Trading activity fell in the first six months of the year after a string of companies were taken private, but analysts predicted a pick-up in the second half.
However, listings of new companies and the trading of existing ones on the Singapore Exchange (SGX) have continued to languish, with several mainboard initial public offerings (IPOs) flopping soon after their debut and investors staying away.
Offshore and marine firm EMAS Offshore has seen its share price drop by as much as 44 per cent since its debut on Oct 8. On the Catalist market for smaller firms, the share price of marble producer Terratech has slid as much as 66 per cent from its July IPO price of 60 cents.
Over the past two months, the daily number of shares traded has been hovering around multi-year lows.
On Nov 5, just 998 million shares were traded, the fewest since January 2012 and a far cry from the multi-billion figures that were commonly seen just a year ago, according to data from financial portal ShareInvestor.
And though the local stock market has traditionally taken its cue from the United States, it is now lagging behind even as Wall Street reaches record peaks.
The local benchmark Straits Times Index continues to hover around the 3,300 to 3,400 level, well below the 3,800 range in October 2007 before the global financial crisis.
Temporary glitch or longer-term malaise?
MEANWHILE, there have been recent hiccups at the bourse, which has just emerged from a costly two-year revamp.
In February, a glitch prevented investors from accessing its Web portal for most of one trading day.
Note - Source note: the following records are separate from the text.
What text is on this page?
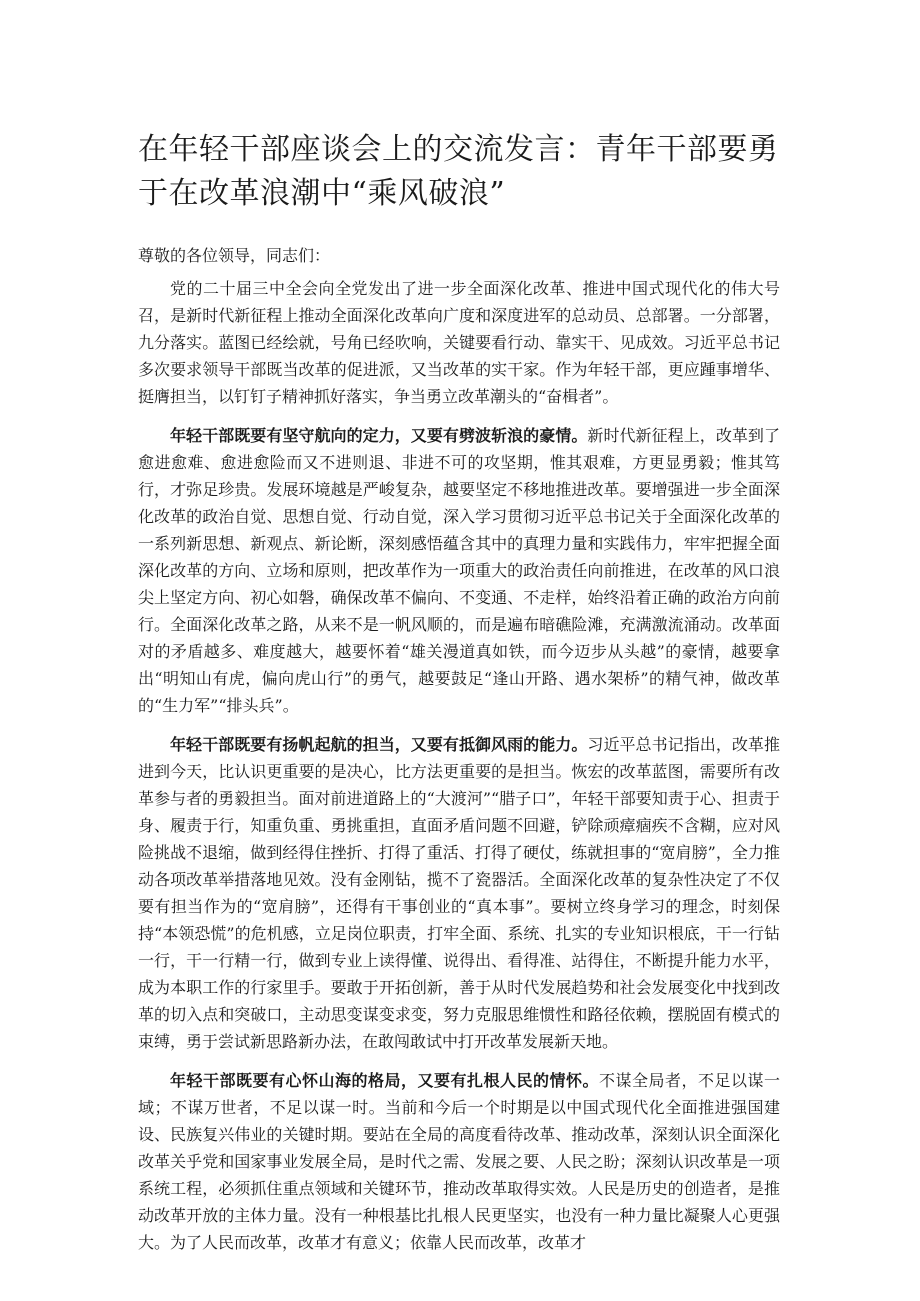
在年轻干部座谈会上的交流发言：青年干部要勇于在改革浪潮中“乘风破浪”

尊敬的各位领导，同志们：

党的二十届三中全会向全党发出了进一步全面深化改革、推进中国式现代化的伟大号召，是新时代新征程上推动全面深化改革向广度和深度进军的总动员、总部署。一分部署，九分落实。蓝图已经绘就，号角已经吹响，关键要看行动、靠实干、见成效。习近平总书记多次要求领导干部既当改革的促进派，又当改革的实干家。作为年轻干部，更应踵事增华、挺膺担当，以钉钉子精神抓好落实，争当勇立改革潮头的“奋楫者”。

年轻干部既要有坚守航向的定力，又要有劈波斩浪的豪情。新时代新征程上，改革到了愈进愈难、愈进愈险而又不进则退、非进不可的攻坚期，惟其艰难，方更显勇毅；惟其笃行，才弥足珍贵。发展环境越是严峻复杂，越要坚定不移地推进改革。要增强进一步全面深化改革的政治自觉、思想自觉、行动自觉，深入学习贯彻习近平总书记关于全面深化改革的一系列新思想、新观点、新论断，深刻感悟蕴含其中的真理力量和实践伟力，牢牢把握全面深化改革的方向、立场和原则，把改革作为一项重大的政治责任向前推进，在改革的风口浪尖上坚定方向、初心如磐，确保改革不偏向、不变通、不走样，始终沿着正确的政治方向前行。全面深化改革之路，从来不是一帆风顺的，而是遍布暗礁险滩，充满激流涌动。改革面对的矛盾越多、难度越大，越要怀着“雄关漫道真如铁，而今迈步从头越”的豪情，越要拿出“明知山有虎，偏向虎山行”的勇气，越要鼓足“逢山开路、遇水架桥”的精气神，做改革的“生力军”“排头兵”。

年轻干部既要有扬帆起航的担当，又要有抵御风雨的能力。习近平总书记指出，改革推进到今天，比认识更重要的是决心，比方法更重要的是担当。恢宏的改革蓝图，需要所有改革参与者的勇毅担当。面对前进道路上的“大渡河”“腊子口”，年轻干部要知责于心、担责于身、履责于行，知重负重、勇挑重担，直面矛盾问题不回避，铲除顽瘴痼疾不含糊，应对风险挑战不退缩，做到经得住挫折、打得了重活、打得了硬仗，练就担事的“宽肩膀”，全力推动各项改革举措落地见效。没有金刚钻，揽不了瓷器活。全面深化改革的复杂性决定了不仅要有担当作为的“宽肩膀”，还得有干事创业的“真本事”。要树立终身学习的理念，时刻保持“本领恐慌”的危机感，立足岗位职责，打牢全面、系统、扎实的专业知识根底，干一行钻一行，干一行精一行，做到专业上读得懂、说得出、看得准、站得住，不断提升能力水平，成为本职工作的行家里手。要敢于开拓创新，善于从时代发展趋势和社会发展变化中找到改革的切入点和突破口，主动思变谋变求变，努力克服思维惯性和路径依赖，摆脱固有模式的束缚，勇于尝试新思路新办法，在敢闯敢试中打开改革发展新天地。

年轻干部既要有心怀山海的格局，又要有扎根人民的情怀。不谋全局者，不足以谋一域；不谋万世者，不足以谋一时。当前和今后一个时期是以中国式现代化全面推进强国建设、民族复兴伟业的关键时期。要站在全局的高度看待改革、推动改革，深刻认识全面深化改革关乎党和国家事业发展全局，是时代之需、发展之要、人民之盼；深刻认识改革是一项系统工程，必须抓住重点领域和关键环节，推动改革取得实效。人民是历史的创造者，是推动改革开放的主体力量。没有一种根基比扎根人民更坚实，也没有一种力量比凝聚人心更强大。为了人民而改革，改革才有意义；依靠人民而改革，改革才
And on Nov 6, its $250 million trading system went down for three hours in the worst market meltdown since 2007.
The bourse has put the disruption down to power supply issues but the root cause has yet to be found.
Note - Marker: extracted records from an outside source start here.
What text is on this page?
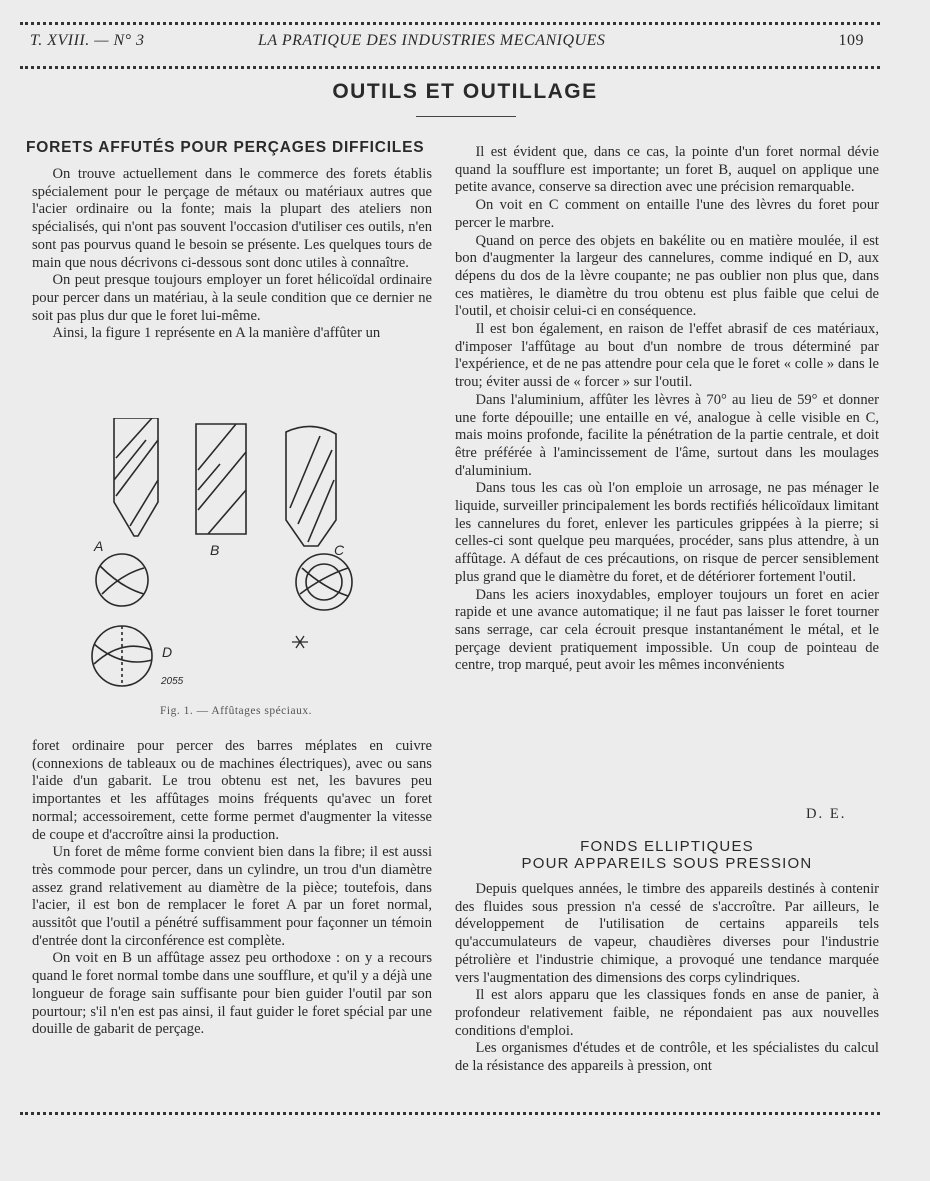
T. XVIII. — N° 3	LA PRATIQUE DES INDUSTRIES MECANIQUES	109
OUTILS ET OUTILLAGE
FORETS AFFUTÉS POUR PERÇAGES DIFFICILES

On trouve actuellement dans le commerce des forets établis spécialement pour le perçage de métaux ou matériaux autres que l'acier ordinaire ou la fonte; mais la plupart des ateliers non spécialisés, qui n'ont pas souvent l'occasion d'utiliser ces outils, n'en sont pas pourvus quand le besoin se présente. Les quelques tours de main que nous décrivons ci-dessous sont donc utiles à connaître.

On peut presque toujours employer un foret hélicoïdal ordinaire pour percer dans un matériau, à la seule condition que ce dernier ne soit pas plus dur que le foret lui-même.

Ainsi, la figure 1 représente en A la manière d'affûter un

A	B	C
D
2055
Fig. 1. — Affûtages spéciaux.

foret ordinaire pour percer des barres méplates en cuivre (connexions de tableaux ou de machines électriques), avec ou sans l'aide d'un gabarit. Le trou obtenu est net, les bavures peu importantes et les affûtages moins fréquents qu'avec un foret normal; accessoirement, cette forme permet d'augmenter la vitesse de coupe et d'accroître ainsi la production.

Un foret de même forme convient bien dans la fibre; il est aussi très commode pour percer, dans un cylindre, un trou d'un diamètre assez grand relativement au diamètre de la pièce; toutefois, dans l'acier, il est bon de remplacer le foret A par un foret normal, aussitôt que l'outil a pénétré suffisamment pour façonner un témoin d'entrée dont la circonférence est complète.

On voit en B un affûtage assez peu orthodoxe : on y a recours quand le foret normal tombe dans une soufflure, et qu'il y a déjà une longueur de forage sain suffisante pour bien guider l'outil par son pourtour; s'il n'en est pas ainsi, il faut guider le foret spécial par une douille de gabarit de perçage.

Il est évident que, dans ce cas, la pointe d'un foret normal dévie quand la soufflure est importante; un foret B, auquel on applique une petite avance, conserve sa direction avec une précision remarquable.

On voit en C comment on entaille l'une des lèvres du foret pour percer le marbre.

Quand on perce des objets en bakélite ou en matière moulée, il est bon d'augmenter la largeur des cannelures, comme indiqué en D, aux dépens du dos de la lèvre coupante; ne pas oublier non plus que, dans ces matières, le diamètre du trou obtenu est plus faible que celui de l'outil, et choisir celui-ci en conséquence.

Il est bon également, en raison de l'effet abrasif de ces matériaux, d'imposer l'affûtage au bout d'un nombre de trous déterminé par l'expérience, et de ne pas attendre pour cela que le foret « colle » dans le trou; éviter aussi de « forcer » sur l'outil.

Dans l'aluminium, affûter les lèvres à 70° au lieu de 59° et donner une forte dépouille; une entaille en vé, analogue à celle visible en C, mais moins profonde, facilite la pénétration de la partie centrale, et doit être préférée à l'amincissement de l'âme, surtout dans les moulages d'aluminium.

Dans tous les cas où l'on emploie un arrosage, ne pas ménager le liquide, surveiller principalement les bords rectifiés hélicoïdaux limitant les cannelures du foret, enlever les particules grippées à la pierre; si celles-ci sont quelque peu marquées, procéder, sans plus attendre, à un affûtage. A défaut de ces précautions, on risque de percer sensiblement plus grand que le diamètre du foret, et de détériorer fortement l'outil.

Dans les aciers inoxydables, employer toujours un foret en acier rapide et une avance automatique; il ne faut pas laisser le foret tourner sans serrage, car cela écrouit presque instantanément le métal, et le perçage devient pratiquement impossible. Un coup de pointeau de centre, trop marqué, peut avoir les mêmes inconvénients

D. E.
FONDS ELLIPTIQUES
POUR APPAREILS SOUS PRESSION

Depuis quelques années, le timbre des appareils destinés à contenir des fluides sous pression n'a cessé de s'accroître. Par ailleurs, le développement de l'utilisation de certains appareils tels qu'accumulateurs de vapeur, chaudières diverses pour l'industrie pétrolière et l'industrie chimique, a provoqué une tendance marquée vers l'augmentation des dimensions des corps cylindriques.

Il est alors apparu que les classiques fonds en anse de panier, à profondeur relativement faible, ne répondaient pas aux nouvelles conditions d'emploi.

Les organismes d'études et de contrôle, et les spécialistes du calcul de la résistance des appareils à pression, ont
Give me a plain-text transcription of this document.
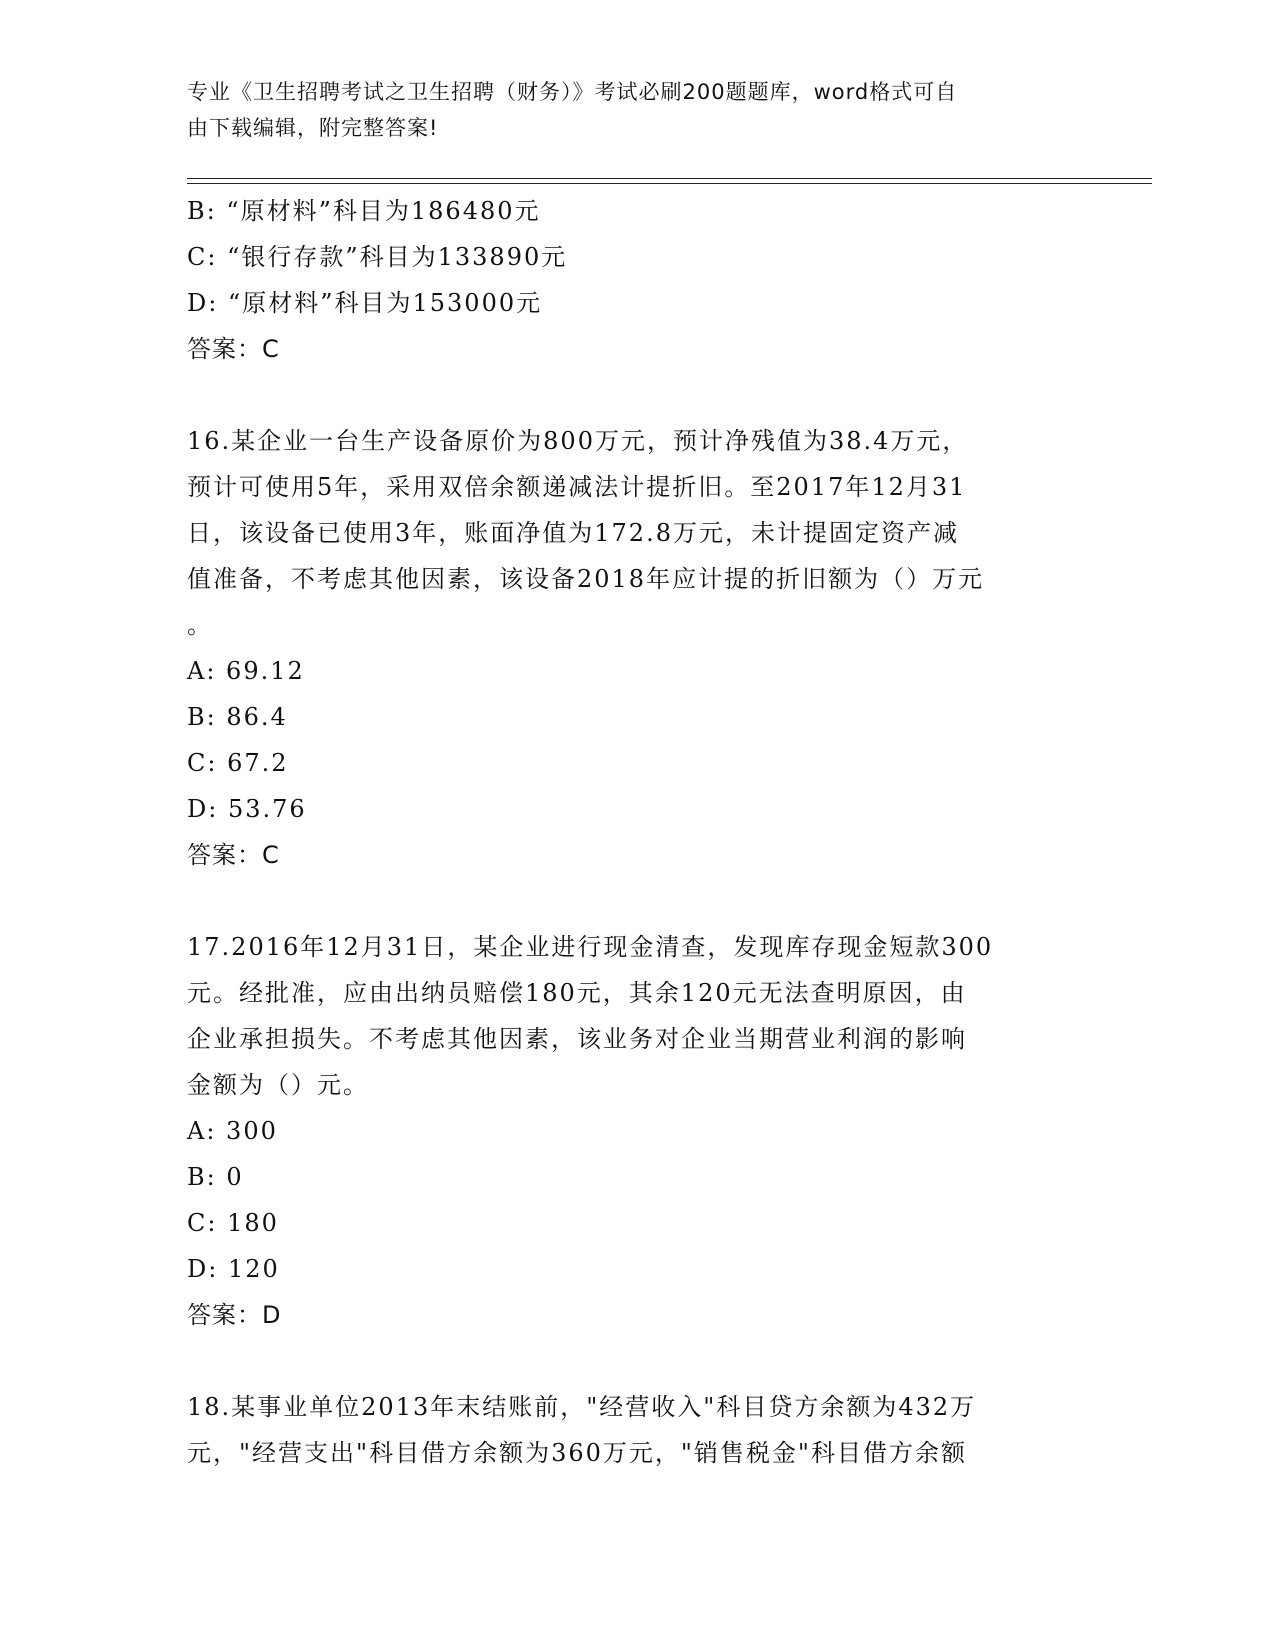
专业《卫生招聘考试之卫生招聘（财务）》考试必刷200题题库，word格式可自
由下载编辑，附完整答案!
B: “原材料”科目为186480元
C: “银行存款”科目为133890元
D: “原材料”科目为153000元
答案：C
16.某企业一台生产设备原价为800万元，预计净残值为38.4万元，
预计可使用5年，采用双倍余额递减法计提折旧。至2017年12月31
日，该设备已使用3年，账面净值为172.8万元，未计提固定资产减
值准备，不考虑其他因素，该设备2018年应计提的折旧额为（）万元
。
A: 69.12
B: 86.4
C: 67.2
D: 53.76
答案：C
17.2016年12月31日，某企业进行现金清查，发现库存现金短款300
元。经批准，应由出纳员赔偿180元，其余120元无法查明原因，由
企业承担损失。不考虑其他因素，该业务对企业当期营业利润的影响
金额为（）元。
A: 300
B: 0
C: 180
D: 120
答案：D
18.某事业单位2013年末结账前，"经营收入"科目贷方余额为432万
元，"经营支出"科目借方余额为360万元，"销售税金"科目借方余额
Traders also remain spooked by the abrupt penny stock crash in October last year, which wiped out nearly $6 billion in market value in just one day.
The crash, which is still being investigated by regulators, made investors "a lot more cautious", particularly about small- and mid-cap firms, said CIMB Research director Song Seng Wun.
"There's a lot less risk-taking. Without that risk appetite, market volumes become very thin."
All these incidents have not helped sentiment among remisiers. Some have even started a petition to get SGX's chief executive Magnus Bocker to step down. The document garnered some 500 signatures within a few weeks.
But brokers in the main do agree the main culprit behind the tepid local market is a lack of confidence among ordinary investors that they can make money from stock trading at all.
For one thing, there are few catalysts for share price gains in the near future, noted Mr Song.
Economic restructuring has driven up labour costs and weighed down earnings for companies here, while a weak global economic environment has hit firms with overseas exposure.
DBS Group Research said in a report last month that apart from banks, most other sectors here have suffered falls in earnings.
There are also concerns over the quality of recent listings on the bourse.
Barely two months after making a fairly solid debut, Indonesian farming firm Japfa posted in late October a shocking 90 per cent plunge in earnings at one of its main subsidiaries.
This was followed by the last-minute cancellation of a planned listing of taxi company Trans-Cab, after a whistleblower flagged potential problems over insurance payments.
Another reason for waning interest from retail investors is that they have mostly not benefited from the IPOs that did well this year.
These are mainly small Catalist-listed companies, which offered few or no IPO shares to retail investors, shutting them out from first-day trading gains.
Examples include Zico Holdings, whose share price jumped 72 per cent on its debut, and MS Holdings, which saw its stock rise 54 per cent on its first day. Neither offered a retail tranche in their IPOs, citing the higher expenses of doing so.
"Retail investors are being neglected," says remisier S. Nallakaruppan, who has been in the business for two decades.
Mr Jimmy Ho, president of the Society of Remisiers, says: "Last time, the feeling was that (you) could earn money through IPOs. If you got IPO shares, it was like tio beh pio (striking the lottery)... This had been a way to attract and encourage retail investors to stay in the market. But now even that has been taken away."
Drawing retail investors back
TO THEIR credit, SGX officials have made efforts over the past few months to get retail investors interested in trading again.
They have been engaging stockbrokers more closely, by furnishing them with more information to analyse share price movements and holding at least 22 roadshows since October to showcase these new tools.
The SGX is also shrinking the size of the minimum purchase "lot" for stocks from 1,000 to 100 shares, starting from Jan 19. This would make blue-chip stocks - large companies that have strong financials and a solid track record - a lot more affordable.
OCBC Investment Research head Carmen Lee noted that the main investors in blue-chips are funds and millionaires, and making them more accessible could help more retail investors afford them.
Mr Harmeet Bedi, chief executive of brokerage Maybank Kim Eng Singapore, said that while "investor appetite is blunted for now", he believes it will pick up again because SGX's measures will boost investor interest.
The Securities Investors Association of Singapore (Sias) has also chimed in with its suggestions on how to revive the market.
Sias suggests aligning remisiers' commissions more closely with the performance of their clients' investments, rather than basing them on the dollar amount of each transaction. This may encourage remisiers to help their clients invest better.
It is also opportune for the SGX to relook the systems it has in place to spot irregularities, both before and after a company lists on the exchange.
Although Trans-Cab's issues were caught in time, the bourse has yet to explain how Japfa's profit plunge went unflagged.
Also, the exchange had proposed back in October 2012 to impose a minimum 5 per cent retail tranche, though that proposal has not been implemented.
Mandating a minimum retail tranche for new listings may drive some companies to list elsewhere, which the exchange may rightly be wary of. But exploring alternative ideas, such as giving companies incentives to offer a certain minimum retail tranche, would allow retail investors to benefit from IPO gains and draw them back into the market.
It may be an uphill task for the exchange to attract small investors back to an arena perceived to favour the big boys. But efforts to level the playing field for retail investors will surely make for a healthier and more active market in the long run.